Still, as of last night, and yes, it was actually last night that this happened, I finally managed to get everything squared away, more or less, so that I can get back to writing the story. The chapters already posted do not need alteration, for which I am eternally grateful, and it doesn’t alter too much what was intended to happen later on, which makes things easier all around. I found my notes on what I was going to do with Bastion and I’ve started work on Chapter Ten.
With luck, it should be posted sometime today.
This sort of writing is what I do best. One chapter at a time, immediately offered to an audience from whom I can get responses just as quickly. I discovered this writing fanfiction back during the mid to late 90’s on email discussion groups before the Internet was as omni-present as it currently is. I had a fourteen year old boy addicted to what amounted to a romantic soap opera. It was my proudest moment.

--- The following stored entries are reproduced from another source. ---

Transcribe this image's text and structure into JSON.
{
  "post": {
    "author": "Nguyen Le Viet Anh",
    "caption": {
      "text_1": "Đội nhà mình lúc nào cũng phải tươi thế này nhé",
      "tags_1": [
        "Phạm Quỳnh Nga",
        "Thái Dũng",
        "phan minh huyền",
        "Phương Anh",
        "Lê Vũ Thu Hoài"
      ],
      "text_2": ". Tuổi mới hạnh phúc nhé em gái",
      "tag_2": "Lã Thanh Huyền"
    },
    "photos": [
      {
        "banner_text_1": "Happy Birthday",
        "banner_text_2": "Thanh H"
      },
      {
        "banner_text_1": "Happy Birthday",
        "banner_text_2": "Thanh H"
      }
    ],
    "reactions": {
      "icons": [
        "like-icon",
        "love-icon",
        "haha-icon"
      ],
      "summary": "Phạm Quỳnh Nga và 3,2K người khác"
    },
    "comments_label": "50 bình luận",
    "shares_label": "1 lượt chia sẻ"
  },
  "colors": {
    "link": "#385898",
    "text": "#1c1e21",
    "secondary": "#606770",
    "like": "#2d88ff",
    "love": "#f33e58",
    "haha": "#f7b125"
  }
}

This is the sort of storytelling that Charles Dickens did. This is the sort of writing that originally created our modern concept of the novel. It’s a type of storytelling that has fallen to the wayside in later years as society and technology progressed, allowing for novels to be written as whole works and offered as such. It’s a form whose time has come again.
We have the technology now to make the old new again. I write best this way and now I can offer my stories to an audience as fast as I can write the chapters, and I can hope for responses just as quickly. As time goes on I’ll add more stories-in-progress because I’ve got so many of them that it’s unbelievable. The universe I’m building has been developing for more than twenty years inside my head. It’s past time that it found an outlet and an audience.
Thank you for your patience, and your loyalty. All responses gratefully accepted.
Edit: Chapter Ten has been posted for your reading enjoyment. Thank you.